Le Marquis de Sade, outre le langage abondamment cru de son ouvrage, nous éclaire sur un aspect de l’amour.
Ici, le Marquis de Sade par l’intermédiaire de Dolmancé tente de définir l’amour.
Il en établit la cause (le désir) et la conséquence (la folie).
Pour Dolmancé, tout amour peut être vaincu par une réflexion saine. Car l’amour nous saisit de façon foudroyante, il nous « enflamme ».

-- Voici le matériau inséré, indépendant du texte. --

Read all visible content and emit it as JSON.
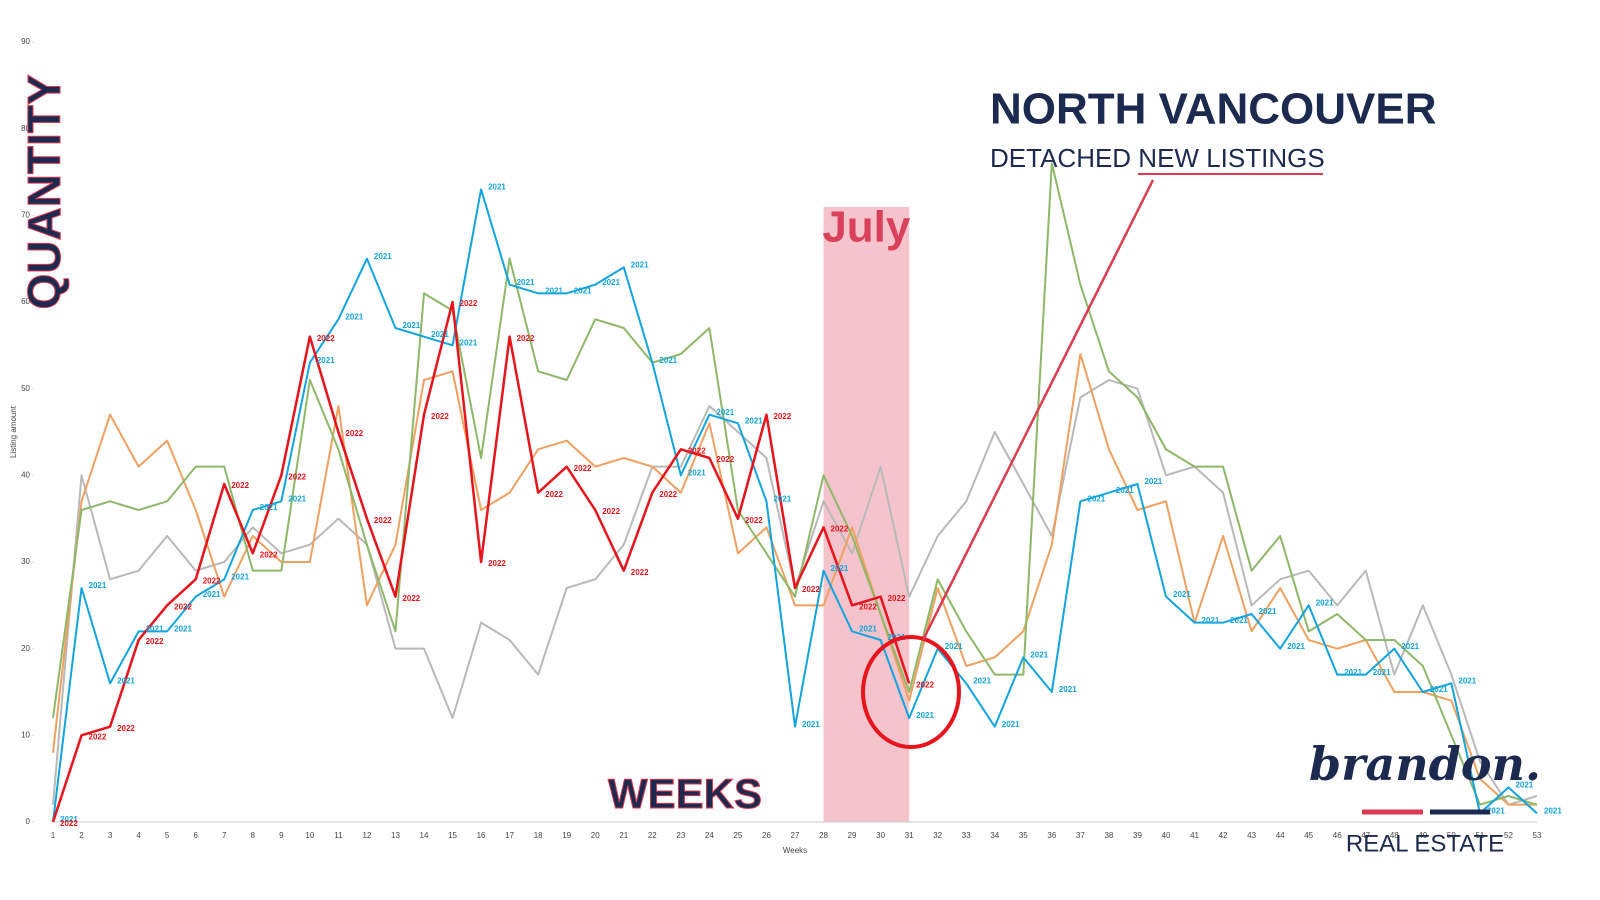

Dolmancé répondant à Eugénie :
Vous me parlez des liens de l’amour, Eugénie; puissiez-vous ne les jamais connaître! Ah! qu’un tel sentiment, pour le bonheur que je vous souhaite, n’approche jamais de votre cœur! Qu’est-ce que l’amour? On ne peut le considérer, ce me semble, que comme l’effet résultatif des qualités d’un bel objet sur nous; ces effets nous transportent; ils nous enflamment; si nous possédons cet objet, nous voilà contents; s’il nous est impossible de l’avoir, nous nous désespérons. Mais quelle est la base de ce sentiment?… le désir. Quelles sont les suites de ce sentiment?… la folie. Tenons-nous-en donc au motif, et garantissons-nous des effets. Le motif est de posséder l’objet: eh bien! tâchons de réussir, mais avec sagesse; jouissons-en dès que nous l’avons; consolons-nous dans le cas contraire: mille autres objets semblables, et souvent bien meilleurs, nous consoleront de la perte de celui-là; tous les hommes, toutes les femmes se ressemblent: il n’y a point d’amour qui résiste aux effets d’une réflexion saine. Oh! quelle duperie que cette ivresse qui, absorbant en nous le résultat des sens, nous met dans un tel état que nous ne voyons plus, que nous n’existons plus que par cet objet follement adoré!